Privatanleger machen Bank Austria Zoff

31. Juli 2000, 17:42

Kleinaktionäre ziehen gegen 1:1-Umtausch in HypoVereinsbank-Aktien vor Gericht


Karin Bauer

Wien - Bank-Austria-General Gerhard Randa steht bei der kommenden Hauptversammlung am 27. September zur Fusion mit der HypoVereinsbank Widerstand der Kleinaktionäre bevor. Sie wollen mehr Geld.

Auch wenn die Fusion vermutlich mit den notwendigen 75 Prozent Zustimmung durchgehen wird, eine Minderheit der Kleinanleger beschreitet den Gerichtsweg.

"Es geht nicht, dass dieser Deal still und heimlich in der Urlaubszeit über die Bühne geht", sagt Wilhelm Rasinger, Präsident des Anlegerverbandes IVA, und will für die Kleinaktionäre in jedem Fall mehr herausholen. Die dafür laut Aktienrecht notwendigen Aktien im Ausmaß von 10.000 Stück in Bank Austria hat er bereits gesammelt. Gleichzeitig trommelt der IVA derzeit alle erreichbaren Kleinaktionäre zum Erscheinen bei der Hauptversammlung herbei.

Bis jetzt ist vorgesehen, dass die BA-Kleinaktionäre im ersten Quartal 2001 ihre Papiere im Verhältnis 1:1 in HypoVereinsbank-Aktien tauschen können. Der Wert dieses Angebots hängt vom Kurs der HVB-Aktie zu diesem Zeitpunkt ab.

Seit der Bekanntgabe des Deals ist die HVB um fast acht Prozent gefallen und notiert nur noch um drei Euro über dem BA-Kurs von etwa 60 Euro. Damit sind die beiden Banken aber an der Börse noch immer sehr unterschiedlich bewertet: Das Kurs-Gewinn- Verhältnis (KGV, vergleicht den Gewinn eines Unternehmens mit dessen Kursbewertung an der Börse) der HVB liegt bei fast 18, das der BA bei rund 13. Die Österreicher liegen damit sehr deutlich unter der durchschnittlichen europäischen Bankenbewertung.

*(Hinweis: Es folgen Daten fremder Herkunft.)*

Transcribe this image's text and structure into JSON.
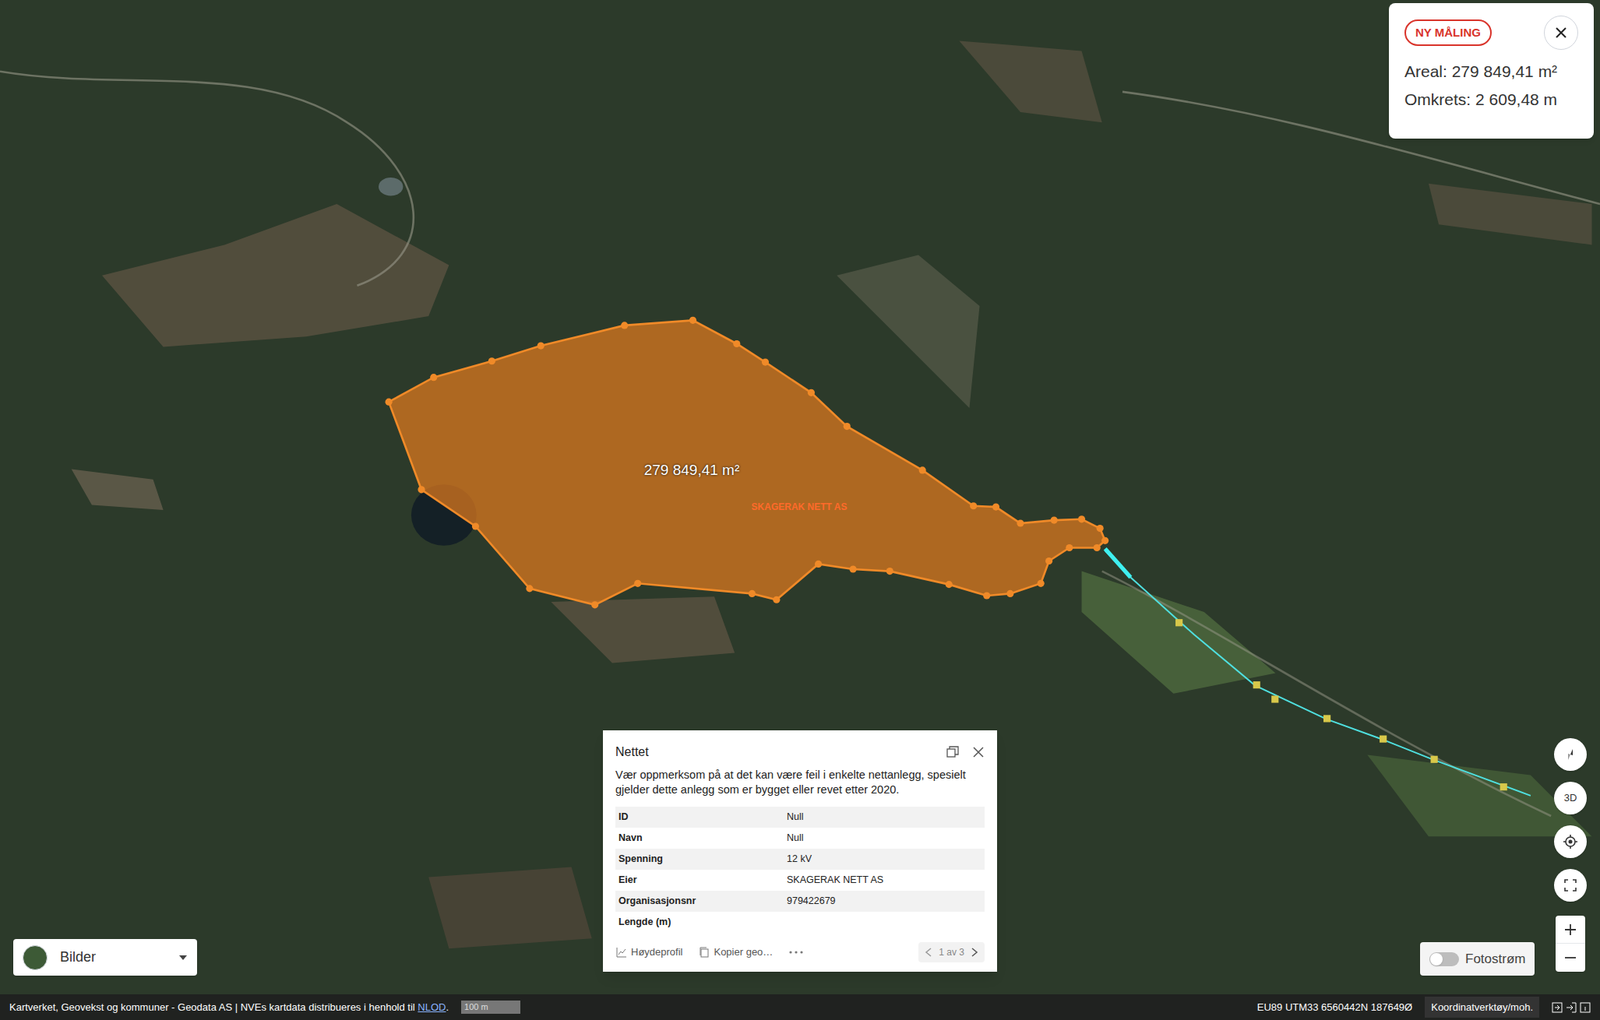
{
  "measurement": {
    "new_button": "NY MÅLING",
    "area": "Areal: 279 849,41 m²",
    "perimeter": "Omkrets: 2 609,48 m"
  },
  "map": {
    "polygon_label": "279 849,41 m²",
    "owner_label": "SKAGERAK NETT AS"
  },
  "info_panel": {
    "title": "Nettet",
    "warning": "Vær oppmerksom på at det kan være feil i enkelte nettanlegg, spesielt gjelder dette anlegg som er bygget eller revet etter 2020.",
    "rows": [
      {
        "label": "ID",
        "value": "Null"
      },
      {
        "label": "Navn",
        "value": "Null"
      },
      {
        "label": "Spenning",
        "value": "12 kV"
      },
      {
        "label": "Eier",
        "value": "SKAGERAK NETT AS"
      },
      {
        "label": "Organisasjonsnr",
        "value": "979422679"
      },
      {
        "label": "Lengde (m)",
        "value": ""
      }
    ],
    "footer": {
      "elevation": "Høydeprofil",
      "copy": "Kopier geo…",
      "pager": "1 av 3"
    }
  },
  "layer_select": {
    "label": "Bilder"
  },
  "controls": {
    "three_d": "3D"
  },
  "photo_stream": {
    "label": "Fotostrøm",
    "on": false
  },
  "status_bar": {
    "attribution": "Kartverket, Geovekst og kommuner - Geodata AS | NVEs kartdata distribueres i henhold til ",
    "link": "NLOD",
    "attribution_end": ".",
    "scale": "100 m",
    "coords": "EU89 UTM33 6560442N 187649Ø",
    "tool": "Koordinatverktøy/moh."
  }
}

Rasinger wird mit seinem Nominale-Paket den Rechtsweg einer gerichtlichen Überprüfung der Unternehmensbewertung nach dem Aktiengesetz beschreiten und hat das Ziel: "mindestens das 1,2- bis 1,5-fache des Bank-Austria- Kurses als Barabfindung zu erreichen". Gerechnet zum gegenwärtigen Kurs wären das zwischen 70 und 90 Euro je BA-Aktie. "Das angebotene Tauschverhältnis ist einfach nicht fair." Die Kleinanlegervertreter argumentieren dabei mit dem höheren Eigenkapitalanteil bei den Bank-Austria-Aktien und den viel höheren stillen Reserven (in den Unternehmensbeteiligungen Wienerberger, Lenzing, Semperit), was auch deutsche Analysten in der Vorwoche veranlasst hat, der HVB zum Deal zu applaudieren.

Schon bei Steyr und bei Leykam hatten sich diese Aktionärsgruppen (erfolgreich) für mehr Geld engagiert. Ob im Fall der BA die Variante Leykam, also Einigung mit den Kleinaktionären ohne langen Gerichtsweg, oder das Modell Steyr mit dem Instanzenweg bevorsteht, wird die Hauptversammlung zeigen.